Former US State Department official Jennifer Brush told the Voice of America on Thursday that people with information about the murders of the Bytyqi brothers were too scared to testify against senior Serbian police officer Goran Radosavljevic aka Guri.
Brush served as Charges D’Affaires at the US embassy in Belgrade, working closely with FBI investigators to find witnesses who she said might no longer be in Serbia. “We had an FBI representative at American embassy and he worked with people working on war crimes, the Serbian Internal Affairs Ministry and US investigators because the three Bytyqi brothers were US citizens. We knew back then that Goran Radosavljevic Guri was in charge of the camp where they were killed. We believe that he ordered the killings. I hear later that Guri set up a security company and worked for the Democratic Party (DS) when it was in power,” Brush said.

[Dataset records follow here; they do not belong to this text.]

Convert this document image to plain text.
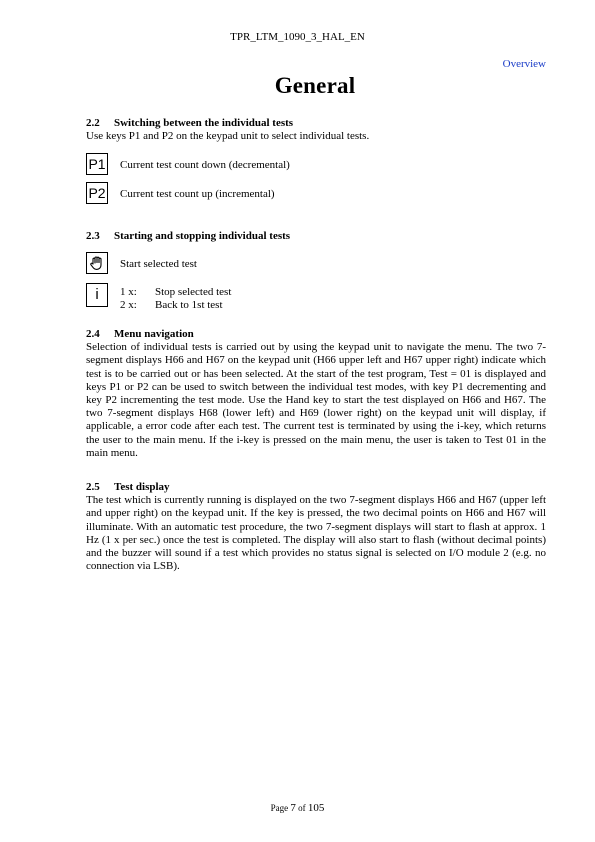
TPR_LTM_1090_3_HAL_EN
Overview
General

2.2 Switching between the individual tests

Use keys P1 and P2 on the keypad unit to select individual tests.

P1 Current test count down (decremental)
P2 Current test count up (incremental)

2.3 Starting and stopping individual tests

Start selected test
i	1 x: Stop selected test
2 x: Back to 1st test

2.4 Menu navigation

Selection of individual tests is carried out by using the keypad unit to navigate the menu. The two 7-segment displays H66 and H67 on the keypad unit (H66 upper left and H67 upper right) indicate which test is to be carried out or has been selected. At the start of the test program, Test = 01 is displayed and keys P1 or P2 can be used to switch between the individual test modes, with key P1 decrementing and key P2 incrementing the test mode. Use the Hand key to start the test displayed on H66 and H67. The two 7-segment displays H68 (lower left) and H69 (lower right) on the keypad unit will display, if applicable, a error code after each test. The current test is terminated by using the i-key, which returns the user to the main menu. If the i-key is pressed on the main menu, the user is taken to Test 01 in the main menu.

2.5 Test display

The test which is currently running is displayed on the two 7-segment displays H66 and H67 (upper left and upper right) on the keypad unit. If the key is pressed, the two decimal points on H66 and H67 will illuminate. With an automatic test procedure, the two 7-segment displays will start to flash at approx. 1 Hz (1 x per sec.) once the test is completed. The display will also start to flash (without decimal points) and the buzzer will sound if a test which provides no status signal is selected on I/O module 2 (e.g. no connection via LSB).

Page 7 of 105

She said Washington was disappointed to learn that Radosavljevic was a member of Serbian President Aleksandar Vucic’s Serbian Progressive Party (SNS). “Every diplomatic meeting with Serbian officials in the past 20 years included talks on the issue,”Brush said.
The VOA recalled that the Bytyqi case has been burdening US-Serbia relations for more than a decade. Agron, Mehmet and Yilli Bitići were members of the so-called Atlantic Brigade in the Kosovo Liberation Army (KLA) and were arrested after the 1999 war while helping neighbors flee Prizren. They were charged with illegally crossing the borders of FR Yugoslavia and were sentenced to 15 days in jail but were taken out of their cell four days later, taken to Petrovo Selo and killed. Their bodies were found almost two years later in a mass grave in Petrovo Selo on the grounds of a police Special Anti-Terrorist Unit base commanded by Radosavljevic.
The Serbian authorities have promised to solve the case on several occassions.